I have a weekly csv file which needs to be parsed. it looks like this.

"asdf","asdf","asdf","asdf"

But sometimes there are text fields which contain an extra unescaped double quote string like this

"asdf","as "something" df","asdf","asdf"

From the other posts on here, I was able to put together a regex

(?m)""(?![ \t]*(,|$))

which matches two successive double quotes, only "if they DON'T have a comma or end-of-the-line ahead of them with optionally spaces and tabs in between"
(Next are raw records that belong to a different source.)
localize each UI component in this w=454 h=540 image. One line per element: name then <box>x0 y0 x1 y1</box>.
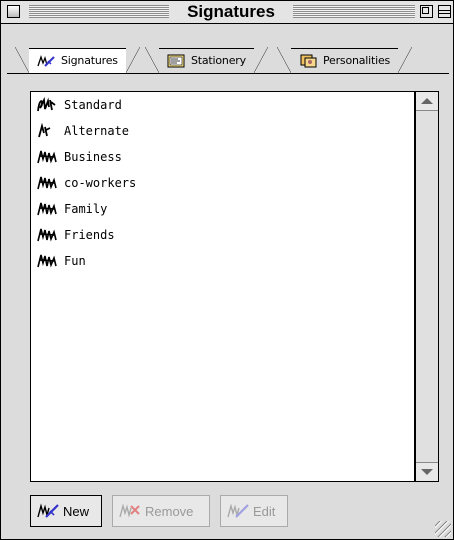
signature-pen-icon <box>37 54 55 67</box>
list-item[interactable]: Standard <box>31 92 414 118</box>
list-item-label: Fun <box>64 254 86 268</box>
list-item[interactable]: Alternate <box>31 118 414 144</box>
signature-list[interactable]: Standard Alternate Business co-workers F… <box>30 91 415 482</box>
tab-edge <box>15 47 29 73</box>
tab-body: Personalities <box>291 47 399 73</box>
title-bar-stripes-left <box>29 5 169 18</box>
new-button[interactable]: New <box>30 495 102 527</box>
tab-body: Signatures <box>29 47 126 73</box>
signature-pen-icon <box>37 503 59 518</box>
tab-edge <box>398 47 413 73</box>
signature-icon <box>37 97 56 112</box>
zoom-box[interactable] <box>420 5 433 18</box>
list-item-label: co-workers <box>64 176 137 190</box>
list-item-label: Alternate <box>64 124 130 138</box>
signature-icon <box>37 176 57 190</box>
remove-button[interactable]: Remove <box>112 495 210 527</box>
personalities-icon <box>300 54 317 67</box>
title-bar[interactable]: Signatures <box>1 1 453 24</box>
signature-icon <box>38 123 51 138</box>
list-item-label: Standard <box>64 98 122 112</box>
tab-body: Stationery <box>159 47 254 73</box>
tab-edge <box>125 47 140 73</box>
tab-signatures[interactable]: Signatures <box>15 47 140 73</box>
tab-personalities[interactable]: Personalities <box>277 47 413 73</box>
edit-button[interactable]: Edit <box>220 495 288 527</box>
list-item[interactable]: Fun <box>31 248 414 274</box>
collapse-box[interactable] <box>438 5 451 18</box>
edit-button-label: Edit <box>253 503 276 519</box>
list-item[interactable]: Family <box>31 196 414 222</box>
scroll-up-arrow-icon[interactable] <box>416 92 438 111</box>
list-item[interactable]: co-workers <box>31 170 414 196</box>
list-scrollbar[interactable] <box>415 91 439 482</box>
tab-stationery[interactable]: Stationery <box>145 47 268 73</box>
list-item[interactable]: Friends <box>31 222 414 248</box>
tab-edge <box>253 47 268 73</box>
remove-signature-icon <box>119 503 140 518</box>
tab-edge <box>145 47 159 73</box>
signature-icon <box>37 228 57 242</box>
window-title: Signatures <box>169 2 293 22</box>
close-box[interactable] <box>7 5 20 18</box>
stationery-icon <box>167 54 185 67</box>
signature-icon <box>37 202 57 216</box>
remove-button-label: Remove <box>145 503 194 519</box>
list-item-label: Family <box>64 202 108 216</box>
tab-pane-border <box>7 73 449 74</box>
tab-bar: Signatures Stationery Personalities <box>15 47 454 73</box>
signatures-window: Signatures Signatures Stationery Persona… <box>0 0 454 540</box>
signature-icon <box>37 150 57 164</box>
title-bar-stripes-right <box>293 5 415 18</box>
new-button-label: New <box>63 503 90 519</box>
tab-label: Stationery <box>191 54 246 67</box>
tab-label: Signatures <box>61 54 118 67</box>
edit-signature-icon <box>227 503 249 518</box>
resize-grip[interactable] <box>435 521 451 537</box>
list-item[interactable]: Business <box>31 144 414 170</box>
tab-label: Personalities <box>323 54 391 67</box>
list-item-label: Business <box>64 150 122 164</box>
signature-icon <box>37 254 57 268</box>
scroll-down-arrow-icon[interactable] <box>416 462 438 481</box>
list-item-label: Friends <box>64 228 115 242</box>
tab-edge <box>277 47 291 73</box>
now this finds only double quotes in succession. How do i modify it to find and replace/delete the double quotes around "something" in the file?

thanks.

Community
  • 1
  • 1
stevenjmyu
  • 926
  • 4
  • 16
  • 31
  • 2
    Whatever language you're using almost certainly already has a CSV parser - have you checked whether that is already capable of handling malformed input? (and thus saves you re-inventing the wheel) – Peter Boughton Jul 05 '10 at 16:14
  • i'm not using any programming languages, it's part of a process that basically automates a bunch of files for batch processing daily. and the client uses an automation program called winautomation which basically have a built-in Replace Text action that accepts .NET flavor regex in the find/replace parameters. – stevenjmyu Jul 05 '10 at 17:47
  • Ok, well all that should have been part of the question - especially the ".NET flavor regex" part. – Peter Boughton Jul 05 '10 at 18:36

3 Answers3

7
(?<!^|,)"(?!,|$)

will match a double quote that is not preceded or followed by a comma nor situated at start/end of line.
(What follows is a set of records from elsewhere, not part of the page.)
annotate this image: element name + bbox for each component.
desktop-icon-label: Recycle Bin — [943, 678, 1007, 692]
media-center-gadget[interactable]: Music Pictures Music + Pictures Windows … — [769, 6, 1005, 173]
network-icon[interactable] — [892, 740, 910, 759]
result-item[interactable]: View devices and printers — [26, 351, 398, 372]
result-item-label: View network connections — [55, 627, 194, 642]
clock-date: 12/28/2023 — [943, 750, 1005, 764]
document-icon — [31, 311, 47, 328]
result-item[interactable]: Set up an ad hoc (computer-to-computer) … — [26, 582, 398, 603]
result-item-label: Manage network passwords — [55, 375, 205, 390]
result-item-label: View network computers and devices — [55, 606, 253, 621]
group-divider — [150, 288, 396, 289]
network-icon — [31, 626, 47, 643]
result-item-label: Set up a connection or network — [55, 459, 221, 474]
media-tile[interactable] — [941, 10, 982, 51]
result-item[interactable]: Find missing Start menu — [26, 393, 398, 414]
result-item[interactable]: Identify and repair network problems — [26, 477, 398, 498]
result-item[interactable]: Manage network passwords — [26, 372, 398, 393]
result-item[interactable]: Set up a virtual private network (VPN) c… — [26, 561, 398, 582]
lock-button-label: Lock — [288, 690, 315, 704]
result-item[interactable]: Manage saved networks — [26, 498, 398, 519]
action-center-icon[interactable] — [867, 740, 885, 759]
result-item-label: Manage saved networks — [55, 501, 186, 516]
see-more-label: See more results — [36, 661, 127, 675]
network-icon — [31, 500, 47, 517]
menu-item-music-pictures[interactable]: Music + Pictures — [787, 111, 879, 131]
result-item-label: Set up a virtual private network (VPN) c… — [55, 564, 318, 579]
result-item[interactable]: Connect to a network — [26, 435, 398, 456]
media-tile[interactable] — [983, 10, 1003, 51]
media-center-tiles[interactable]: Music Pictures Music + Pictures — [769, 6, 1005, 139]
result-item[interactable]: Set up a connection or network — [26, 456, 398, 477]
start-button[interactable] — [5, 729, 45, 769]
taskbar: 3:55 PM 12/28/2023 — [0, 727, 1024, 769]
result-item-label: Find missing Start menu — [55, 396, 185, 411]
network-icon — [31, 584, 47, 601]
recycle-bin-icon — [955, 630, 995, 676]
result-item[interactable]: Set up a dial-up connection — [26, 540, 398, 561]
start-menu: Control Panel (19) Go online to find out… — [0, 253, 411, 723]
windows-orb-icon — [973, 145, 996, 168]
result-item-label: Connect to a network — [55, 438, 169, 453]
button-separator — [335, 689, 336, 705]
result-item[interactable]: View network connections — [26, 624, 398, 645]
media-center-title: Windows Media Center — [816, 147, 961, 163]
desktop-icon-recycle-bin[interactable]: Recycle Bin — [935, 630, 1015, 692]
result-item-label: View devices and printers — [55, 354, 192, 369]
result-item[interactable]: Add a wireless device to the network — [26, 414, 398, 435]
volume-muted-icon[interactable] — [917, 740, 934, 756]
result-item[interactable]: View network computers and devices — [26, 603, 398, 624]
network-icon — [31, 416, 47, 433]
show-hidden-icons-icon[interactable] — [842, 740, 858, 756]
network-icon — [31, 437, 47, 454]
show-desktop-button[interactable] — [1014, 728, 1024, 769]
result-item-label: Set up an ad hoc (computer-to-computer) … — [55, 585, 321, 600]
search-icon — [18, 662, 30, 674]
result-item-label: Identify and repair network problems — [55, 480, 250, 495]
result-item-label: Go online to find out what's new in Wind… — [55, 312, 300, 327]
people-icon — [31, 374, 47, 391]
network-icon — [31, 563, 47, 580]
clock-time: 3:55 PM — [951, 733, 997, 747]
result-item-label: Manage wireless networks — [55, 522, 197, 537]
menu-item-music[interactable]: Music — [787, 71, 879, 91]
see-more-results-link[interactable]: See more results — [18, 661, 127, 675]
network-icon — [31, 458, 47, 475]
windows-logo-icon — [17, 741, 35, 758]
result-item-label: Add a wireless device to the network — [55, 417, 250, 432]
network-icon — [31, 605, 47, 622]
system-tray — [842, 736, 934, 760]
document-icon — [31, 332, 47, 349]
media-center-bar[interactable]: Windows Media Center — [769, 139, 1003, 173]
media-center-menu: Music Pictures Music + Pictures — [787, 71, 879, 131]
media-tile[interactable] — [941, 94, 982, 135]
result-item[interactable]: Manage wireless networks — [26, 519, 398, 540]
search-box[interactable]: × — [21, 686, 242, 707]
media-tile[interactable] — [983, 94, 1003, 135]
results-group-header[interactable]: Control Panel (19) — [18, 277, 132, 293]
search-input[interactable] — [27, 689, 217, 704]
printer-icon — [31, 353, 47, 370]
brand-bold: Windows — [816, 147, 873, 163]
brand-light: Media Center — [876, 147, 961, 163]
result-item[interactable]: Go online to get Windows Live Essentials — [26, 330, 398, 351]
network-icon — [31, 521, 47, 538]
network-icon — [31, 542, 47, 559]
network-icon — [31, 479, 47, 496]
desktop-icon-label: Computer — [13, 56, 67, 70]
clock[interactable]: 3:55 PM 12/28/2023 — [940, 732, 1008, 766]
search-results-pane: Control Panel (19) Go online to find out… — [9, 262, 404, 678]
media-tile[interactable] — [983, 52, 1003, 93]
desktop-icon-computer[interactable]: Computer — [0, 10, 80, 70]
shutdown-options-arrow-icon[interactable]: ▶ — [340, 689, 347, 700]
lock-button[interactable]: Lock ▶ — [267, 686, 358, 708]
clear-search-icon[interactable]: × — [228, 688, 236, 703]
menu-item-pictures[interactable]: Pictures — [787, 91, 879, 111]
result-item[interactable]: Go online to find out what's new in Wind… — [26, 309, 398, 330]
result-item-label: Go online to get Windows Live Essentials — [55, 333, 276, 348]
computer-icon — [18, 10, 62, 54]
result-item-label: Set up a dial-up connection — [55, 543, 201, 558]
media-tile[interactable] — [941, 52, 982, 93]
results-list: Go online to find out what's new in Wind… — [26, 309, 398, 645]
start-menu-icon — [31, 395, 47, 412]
If you need to allow whitespace around the commas or at start/end-of-line, and if your regex flavor (which you didn't specify) allows arbitrary-length lookbehind (.NET does, for example), you can use

(?<!^\s*|,\s*)"(?!\s*,|\s*$)
Tim Pietzcker
  • 328,213
  • 58
  • 503
  • 561
  • wow, Thanks a bunch, Tim. It's .NET flavor. I'm currently using a text find/replace function within an automation program called winautomation. however, using both your regex in a find and replace returns a replacement of the first double quote and the last double quote of every line. it does seem to find and replace the unescaped double quotes within each text field. so using a "asdf","as "something" df","asdf" as an example, find and replace with ^, i get ^asdf","as ^something^ df","asdf^ how do i remedy the first and last "? – stevenjmyu Jul 05 '10 at 17:35
  • You need to set the option to allow `^` and `$` to match start and end of lines (instead of the entire input). In .NET, that option is called `RegexOptions.Multiline`. I don't know if you can pass that option to winautomation. – Tim Pietzcker Jul 05 '10 at 18:11
3

I was using VIM to remove nested quotes in a .CSV file and this worked for me:

"[^,"][^"]*"[^,]
Rick Tilley
  • 126
  • 1
  • 6
1

In vim I used this to remove all the unescaped quotes.
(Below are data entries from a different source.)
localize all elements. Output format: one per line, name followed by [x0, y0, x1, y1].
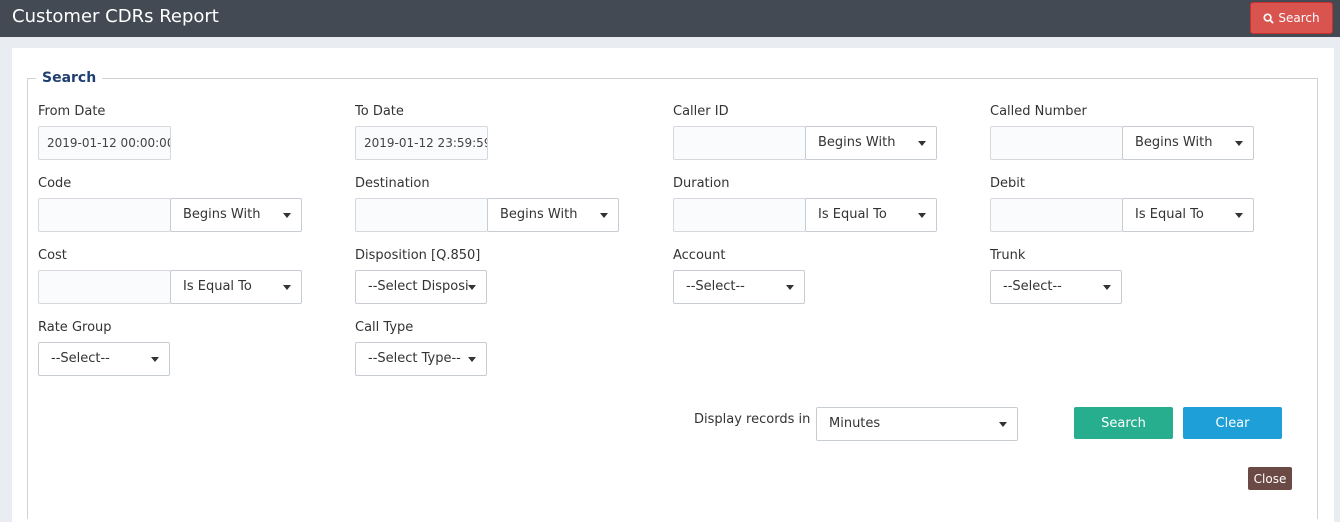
cost-input[interactable] — [38, 270, 171, 304]
caret-down-icon — [786, 285, 794, 290]
code-operator-value: Begins With — [183, 207, 261, 222]
caret-down-icon — [1103, 285, 1111, 290]
to-date-input[interactable]: 2019-01-12 23:59:59 — [355, 126, 488, 160]
disposition-label: Disposition [Q.850] — [355, 248, 481, 263]
caret-down-icon — [918, 213, 926, 218]
from-date-input[interactable]: 2019-01-12 00:00:00 — [38, 126, 171, 160]
search-legend: Search — [36, 70, 103, 86]
duration-operator-select[interactable]: Is Equal To — [805, 198, 937, 232]
caller-id-operator-value: Begins With — [818, 135, 896, 150]
debit-operator-value: Is Equal To — [1135, 207, 1204, 222]
display-records-label: Display records in — [694, 412, 811, 427]
account-label: Account — [673, 248, 726, 263]
caller-id-operator-select[interactable]: Begins With — [805, 126, 937, 160]
debit-input[interactable] — [990, 198, 1123, 232]
page-title: Customer CDRs Report — [12, 6, 219, 27]
search-icon — [1263, 12, 1275, 24]
display-records-select[interactable]: Minutes — [816, 407, 1018, 441]
called-number-operator-select[interactable]: Begins With — [1122, 126, 1254, 160]
top-bar: Customer CDRs Report Search — [0, 0, 1340, 37]
caret-down-icon — [468, 285, 476, 290]
caret-down-icon — [468, 357, 476, 362]
rate-group-select[interactable]: --Select-- — [38, 342, 170, 376]
debit-operator-select[interactable]: Is Equal To — [1122, 198, 1254, 232]
trunk-label: Trunk — [990, 248, 1026, 263]
call-type-select[interactable]: --Select Type-- — [355, 342, 487, 376]
disposition-value: --Select Disposi — [368, 279, 469, 294]
called-number-operator-value: Begins With — [1135, 135, 1213, 150]
duration-operator-value: Is Equal To — [818, 207, 887, 222]
disposition-select[interactable]: --Select Disposi — [355, 270, 487, 304]
cost-label: Cost — [38, 248, 67, 263]
destination-operator-select[interactable]: Begins With — [487, 198, 619, 232]
toggle-search-label: Search — [1278, 11, 1320, 25]
caller-id-label: Caller ID — [673, 104, 729, 119]
cost-operator-select[interactable]: Is Equal To — [170, 270, 302, 304]
caret-down-icon — [1235, 213, 1243, 218]
caret-down-icon — [999, 422, 1007, 427]
called-number-label: Called Number — [990, 104, 1087, 119]
destination-input[interactable] — [355, 198, 488, 232]
duration-input[interactable] — [673, 198, 806, 232]
destination-label: Destination — [355, 176, 430, 191]
caller-id-input[interactable] — [673, 126, 806, 160]
caret-down-icon — [283, 285, 291, 290]
call-type-label: Call Type — [355, 320, 414, 335]
search-button[interactable]: Search — [1074, 407, 1173, 439]
rate-group-label: Rate Group — [38, 320, 112, 335]
toggle-search-button[interactable]: Search — [1250, 2, 1333, 34]
account-select[interactable]: --Select-- — [673, 270, 805, 304]
clear-button[interactable]: Clear — [1183, 407, 1282, 439]
caret-down-icon — [151, 357, 159, 362]
to-date-label: To Date — [355, 104, 404, 119]
account-value: --Select-- — [686, 279, 745, 294]
called-number-input[interactable] — [990, 126, 1123, 160]
caret-down-icon — [1235, 141, 1243, 146]
caret-down-icon — [918, 141, 926, 146]
call-type-value: --Select Type-- — [368, 351, 461, 366]
debit-label: Debit — [990, 176, 1025, 191]
code-operator-select[interactable]: Begins With — [170, 198, 302, 232]
caret-down-icon — [600, 213, 608, 218]
duration-label: Duration — [673, 176, 730, 191]
close-button[interactable]: Close — [1248, 467, 1292, 490]
cost-operator-value: Is Equal To — [183, 279, 252, 294]
trunk-select[interactable]: --Select-- — [990, 270, 1122, 304]
from-date-label: From Date — [38, 104, 106, 119]
display-records-value: Minutes — [829, 416, 881, 431]
code-input[interactable] — [38, 198, 171, 232]
caret-down-icon — [283, 213, 291, 218]
trunk-value: --Select-- — [1003, 279, 1062, 294]
destination-operator-value: Begins With — [500, 207, 578, 222]
rate-group-value: --Select-- — [51, 351, 110, 366]
code-label: Code — [38, 176, 72, 191]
:%s/\v("(,")@!)&((",)@<!")&("(\n)@!)&(^@<!")//gc

detailed explanation is,

: - start the vim command
    % - scope of the command is the whole file
    s - search and replace
        / - start of search pattern
        \v - simple regex syntax (rather than vim style)
            (
                " - double quote
                (,") - comma_quote
                @! - not followed by
            )
            & - and
            (
                (",) - quote_comma
                @<!- does not precedes
                " - double quote
            )
            & - and
            (
                " - double quote
                (\n) - line end
                @! - not followed by
            )
            & - and
            (
                ^ - line beginning
                @<! - does not precedes
                " - double quote
            )
        / - end of search pattern and start of replace pattern
             - replace with nothing (delete)
        / - end of replace pattern
    g - apply to all the matches
    c - confirm with user for every replacement

this does the job fairly quickly. The only instance this fails is when there are instances of "," pattern in the data.